I’m depressed. Not as in I’ve-gained-five-pounds-depressed or my-favorite-TV-show-got-cancelled-depressed but depressed as in there’s-not-enough-dopamine-or-serotonin-or-whatver-goddamned-chemical-my-brain-is-lacking-depressed.
I come from a long line of depressed people, grim French Catholics on my father’s side and sad destitute Romanians on my mother’s. My father, it seems, had his issues with depression. He died when I was barely an adult so I can only put the pieces together and come up with a theory. My mother was no mystery. She was depressed her whole life, more and more as she aged. By the time my father fell ill, she was having breakdowns. When he died she was catatonic. Ironically, as the Alzheimers has progressed, the depression has waned. She has forgotten to worry. There’s a clinical connection between depression and Alzheimers, however. I think of it as the depression wearing grooves in the brain, sad obsessive thoughts forging pathways and burning them out. Not such a cheery future to imagine for myself. More reason, in fact, to be depressed.
I’ve struggled with low-grade depression my entire life. I’ve been on an antidepressant for the last few years. I went on it when my mother was diagnosed and I could barely leave the house I was so overwhelmed. The medication helped. A lot. Within a week I was waking up every morning optimistic. I no longer had to massage my mood with caffeine, chocolate and exercise. I was just even. I remember thinking, “Oh, so this is what it’s like to have a normal brain.”
For the last year or maybe even two, the medication hasn’t been very effective. I haven’t been deeply depressed but I haven’t been reliably even-keeled either. Instead of increasing my dosage, I decided to come off the medication. For the last three months, I’ve been on a slow and careful wean. This medication particularly can have nasty withdrawal symptoms. Like, ha ha, depression.
The summer was fine but the last couple weeks have gotten rough. Environmental factors have tested me – the stress of the kids starting school, the change of season (my father fell terminally ill in autumn), Ben leaving for ten days, even the anniversary of 9/11. My chemicals have shifted. I move in a fog. My brain isn’t sharp, decisions are difficult. I’m forgetful. I’m filled with dread. It is like a perpetually overcast day in my head.
This depression probably isn’t my own depression. It’s probably the drug leaving my system. Over the next couple months, I will probably bounce back. But that doesn’t mean this doesn’t suck. When I’m depressed I have no perspective. It seems that I will always feel this way.

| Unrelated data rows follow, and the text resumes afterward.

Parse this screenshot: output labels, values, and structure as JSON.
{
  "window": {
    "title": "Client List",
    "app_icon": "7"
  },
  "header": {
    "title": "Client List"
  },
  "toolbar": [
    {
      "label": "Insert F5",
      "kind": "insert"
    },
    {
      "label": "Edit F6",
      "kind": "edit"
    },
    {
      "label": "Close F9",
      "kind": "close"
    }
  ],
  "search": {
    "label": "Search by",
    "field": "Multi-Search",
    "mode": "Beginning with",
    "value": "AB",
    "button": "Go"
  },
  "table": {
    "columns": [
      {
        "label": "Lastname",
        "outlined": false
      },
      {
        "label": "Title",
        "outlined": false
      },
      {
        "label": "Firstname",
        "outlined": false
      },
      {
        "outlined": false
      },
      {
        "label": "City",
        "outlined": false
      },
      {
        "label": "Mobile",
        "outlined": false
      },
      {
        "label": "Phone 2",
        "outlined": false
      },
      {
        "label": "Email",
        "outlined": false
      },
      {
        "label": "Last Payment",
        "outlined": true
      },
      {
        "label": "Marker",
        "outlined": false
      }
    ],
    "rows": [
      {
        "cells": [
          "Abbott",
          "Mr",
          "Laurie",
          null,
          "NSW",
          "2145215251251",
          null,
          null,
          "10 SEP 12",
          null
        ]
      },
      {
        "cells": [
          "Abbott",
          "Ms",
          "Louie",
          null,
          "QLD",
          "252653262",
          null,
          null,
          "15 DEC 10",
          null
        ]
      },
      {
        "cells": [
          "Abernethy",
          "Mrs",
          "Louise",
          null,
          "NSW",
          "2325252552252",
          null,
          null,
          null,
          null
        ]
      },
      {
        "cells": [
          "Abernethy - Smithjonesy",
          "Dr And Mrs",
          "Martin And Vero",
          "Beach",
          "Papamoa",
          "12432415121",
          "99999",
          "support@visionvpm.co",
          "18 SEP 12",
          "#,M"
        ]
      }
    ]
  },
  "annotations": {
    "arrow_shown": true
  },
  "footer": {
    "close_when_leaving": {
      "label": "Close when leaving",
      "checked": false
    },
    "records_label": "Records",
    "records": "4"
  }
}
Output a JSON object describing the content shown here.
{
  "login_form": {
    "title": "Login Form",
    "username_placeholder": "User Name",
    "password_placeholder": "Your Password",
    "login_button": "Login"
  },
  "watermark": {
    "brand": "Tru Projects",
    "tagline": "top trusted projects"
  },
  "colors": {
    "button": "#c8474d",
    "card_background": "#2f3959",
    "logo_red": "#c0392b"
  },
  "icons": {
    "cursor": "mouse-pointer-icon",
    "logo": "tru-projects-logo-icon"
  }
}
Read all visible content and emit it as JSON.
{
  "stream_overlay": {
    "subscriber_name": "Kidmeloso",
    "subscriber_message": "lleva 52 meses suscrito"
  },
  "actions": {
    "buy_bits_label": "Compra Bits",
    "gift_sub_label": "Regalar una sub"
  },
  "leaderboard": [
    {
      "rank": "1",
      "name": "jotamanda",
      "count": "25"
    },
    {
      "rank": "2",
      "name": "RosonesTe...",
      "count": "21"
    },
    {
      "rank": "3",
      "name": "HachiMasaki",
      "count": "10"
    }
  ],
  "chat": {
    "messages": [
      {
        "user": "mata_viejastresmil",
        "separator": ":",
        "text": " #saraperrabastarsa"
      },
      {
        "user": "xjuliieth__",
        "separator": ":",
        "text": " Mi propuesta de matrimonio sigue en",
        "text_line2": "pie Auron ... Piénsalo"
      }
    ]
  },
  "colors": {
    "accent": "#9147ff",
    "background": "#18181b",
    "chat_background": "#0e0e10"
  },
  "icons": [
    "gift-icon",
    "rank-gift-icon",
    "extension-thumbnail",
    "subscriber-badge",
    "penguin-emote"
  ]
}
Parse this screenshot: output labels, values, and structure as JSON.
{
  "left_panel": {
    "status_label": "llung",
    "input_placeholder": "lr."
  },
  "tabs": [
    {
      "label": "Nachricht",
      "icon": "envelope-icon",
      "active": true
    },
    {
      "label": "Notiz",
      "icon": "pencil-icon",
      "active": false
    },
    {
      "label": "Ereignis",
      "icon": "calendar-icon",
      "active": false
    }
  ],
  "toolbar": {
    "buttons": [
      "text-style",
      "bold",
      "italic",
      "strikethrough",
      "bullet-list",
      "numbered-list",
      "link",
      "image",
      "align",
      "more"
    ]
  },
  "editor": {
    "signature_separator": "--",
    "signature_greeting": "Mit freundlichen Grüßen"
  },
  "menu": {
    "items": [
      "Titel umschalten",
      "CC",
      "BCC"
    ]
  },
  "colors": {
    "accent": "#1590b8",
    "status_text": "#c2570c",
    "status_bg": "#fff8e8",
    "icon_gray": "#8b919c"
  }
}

I’ve told an awful lot of people about my current dilemma. Hell, I’m writing about it here. I spent years pleading with my suicidal mother to get treatment, trying to reason with her that if she had heart disease or cancer she’d seek a doctor’s help, that just because this disease of depression is mental, emotional, doesn’t mean it’s not real. I refused to be ashamed. Sometimes when I joke with new friends that I can’t drink hard alcohol because it disagrees with my antidepressant, I feel their discomfort. But damn it, my depression is a part of me. This struggle is life-long. I’m going to talk about it. Because to do otherwise is to deny a part of myself, to hide, to cower. If I do that, I’m afraid, it’ll eat me alive.
I’ve been drinking green juice, eating raw cacao, sweating it out on runs and in yoga classes. At some point in the class, this particular teacher always says, now is when you can leave something on the mat, something you’ve been carrying with you. I want to lie there and sob. Because I’m not certain I can leave this sadness behind. It’s part of my biology, it’s entwined in my DNA.
I’m parenting alone right now. Here again, I’m treading carefully. I know what it’s like to have a mother who’s depressed. I don’t want that for my kids. But, in fact, at the moment they have a mother who’s depressed. In my hours away from them, I do everything I can to fill my tank. In the hours I’m with them, I try to schedule group activities, mother’s helpers. Yesterday I got desperate and took them to “The Smurfs”. Anything’s better than trapping us all alone in the house with my despondency.
I’m putting one foot in front of the other, walking myself and these kids out of this valley and back to the hilltop. At least I hope that’s where we’re going.